The July 26 letter to Gov. Sean Parnell clings to the weak assertion that authority to conduct exploration contained in the Alaska National Interest Land Conservation Act expired in 1987 with an Interior Department report to Congress.
That argument rests with the interpretation of ANILCA that any exploration other than what culminated in the 1987 report would require Congressional authorization.
In support of that position, Fish and Wildlife Service cites a 2001 Interior Solicitor General opinion issued two days before President Bill Clinton (who vetoed opening ANWR in 1995) left office.
Although that Solicitor General opinion expressly notes that ANILCA contains neither a sunset date for exploration nor a sunset date for the updating of exploratory guidelines, it nevertheless concludes that such a plain reading of the statute must be incorrect.
Rather, the 2001 opinion creates a convoluted view of the statute — well worthy of the Parser-in-Chief from whose administration it originated — based on the meaning of the word “further.”
ANILCA called for the Interior Department to submit a report that contained, among other things: “the recommendations of the Secretary with respect to whether further exploration for, and the development and production of, oil and gas within the coastal plain should be permitted ...”
The Solicitor General opinion goes on to cite Alternative C in that 1987 report to Congress, in which then-Secretary Donald Paul Hodel considered whether to recommend “further exploration only, including exploratory drilling.”
The Interior Department would have us believe that the word “further” means simply “more” exploration in a temporal or numeric sense.
Inspector Gadget would say that’s a stretch.
While the feds bicker over what the meaning of the word “is” is, let me offer a more straightforward view: “further” means activities that go beyond the scope of what is authorized in ANILCA limiting exploration to seismic and geophysical work that does not disturb the surface.
That would explain why the clause “including exploratory drilling” was part of Alternative C in Hodel’s 1987 report, and why “further exploration” was linked directly to “development and production” of oil and gas in that section of ANILCA.
In both instances cited by the Solicitor General, “further exploration” is immediately supplemented or clarified by clauses beginning with “and” or “including.” In other words, different from ANILCA.
In Hodel’s comments rejecting Alternative C, he noted that without a formal leasing and development program, private companies would have no economic incentive to conduct exploration on their own.He then notes, citing failures in the National Petroleum Reserve-Alaska, that the feds are inept at conducting their own, targeted exploration as part of a development program.

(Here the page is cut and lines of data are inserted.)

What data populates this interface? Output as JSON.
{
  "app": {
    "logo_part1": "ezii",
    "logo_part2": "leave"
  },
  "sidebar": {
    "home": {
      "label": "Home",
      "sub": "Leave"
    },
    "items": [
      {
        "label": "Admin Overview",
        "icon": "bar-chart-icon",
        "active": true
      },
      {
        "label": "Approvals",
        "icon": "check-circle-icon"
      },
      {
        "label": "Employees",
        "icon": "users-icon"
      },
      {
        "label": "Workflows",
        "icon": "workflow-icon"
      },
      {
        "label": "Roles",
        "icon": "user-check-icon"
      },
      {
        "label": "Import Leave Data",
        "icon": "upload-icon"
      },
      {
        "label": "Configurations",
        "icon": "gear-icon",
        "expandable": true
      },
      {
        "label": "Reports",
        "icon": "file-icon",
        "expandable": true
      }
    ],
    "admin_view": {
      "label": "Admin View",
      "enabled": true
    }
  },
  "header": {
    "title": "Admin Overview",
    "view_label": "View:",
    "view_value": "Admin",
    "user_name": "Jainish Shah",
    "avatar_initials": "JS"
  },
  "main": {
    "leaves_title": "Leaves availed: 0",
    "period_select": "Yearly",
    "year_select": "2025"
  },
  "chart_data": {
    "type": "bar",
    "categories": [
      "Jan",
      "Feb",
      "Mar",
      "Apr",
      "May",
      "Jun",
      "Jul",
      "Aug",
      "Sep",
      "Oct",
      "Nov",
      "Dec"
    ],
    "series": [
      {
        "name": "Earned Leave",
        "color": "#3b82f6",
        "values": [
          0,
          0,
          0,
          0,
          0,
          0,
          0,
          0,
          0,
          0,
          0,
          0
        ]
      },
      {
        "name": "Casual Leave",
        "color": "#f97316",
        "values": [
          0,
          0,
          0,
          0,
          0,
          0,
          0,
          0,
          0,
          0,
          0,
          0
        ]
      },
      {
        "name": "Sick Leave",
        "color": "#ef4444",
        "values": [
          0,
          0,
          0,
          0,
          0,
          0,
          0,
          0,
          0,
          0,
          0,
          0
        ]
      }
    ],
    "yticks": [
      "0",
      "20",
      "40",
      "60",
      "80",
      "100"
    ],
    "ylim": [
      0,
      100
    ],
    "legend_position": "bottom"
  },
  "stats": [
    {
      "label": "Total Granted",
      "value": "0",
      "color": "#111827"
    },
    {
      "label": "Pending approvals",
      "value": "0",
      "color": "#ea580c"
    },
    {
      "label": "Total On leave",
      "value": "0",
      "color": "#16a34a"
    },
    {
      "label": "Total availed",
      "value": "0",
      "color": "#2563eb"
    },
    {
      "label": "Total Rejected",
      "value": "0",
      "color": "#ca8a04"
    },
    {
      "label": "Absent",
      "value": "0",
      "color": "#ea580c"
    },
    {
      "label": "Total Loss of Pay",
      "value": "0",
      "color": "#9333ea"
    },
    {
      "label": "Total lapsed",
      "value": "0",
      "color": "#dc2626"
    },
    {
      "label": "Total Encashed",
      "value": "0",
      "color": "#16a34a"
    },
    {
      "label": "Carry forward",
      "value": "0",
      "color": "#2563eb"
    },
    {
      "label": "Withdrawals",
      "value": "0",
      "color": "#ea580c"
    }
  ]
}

Clearly, Congressional authorization is required for a development plan — either to direct federal agencies or to incentivize private companies — and for exploration activity such as drilling that is not allowed under ANILCA.
But that isn’t what Parnell is proposing. He’s asking to do the exact kind of noninvasive exploration authorized in ANILCA and nothing more. The law requires Secretary Sally Jewell to approve it whether she likes it or not.
It defies common sense to believe Congress wrangled over the coastal plain for years in the drafting of ANILCA with the intent that the government would never conduct another assessment of the oil and gas resources other than a couple years in the 1980s, or that if and when it decided to open it to development Congress would have to rely on that old data without an updated survey.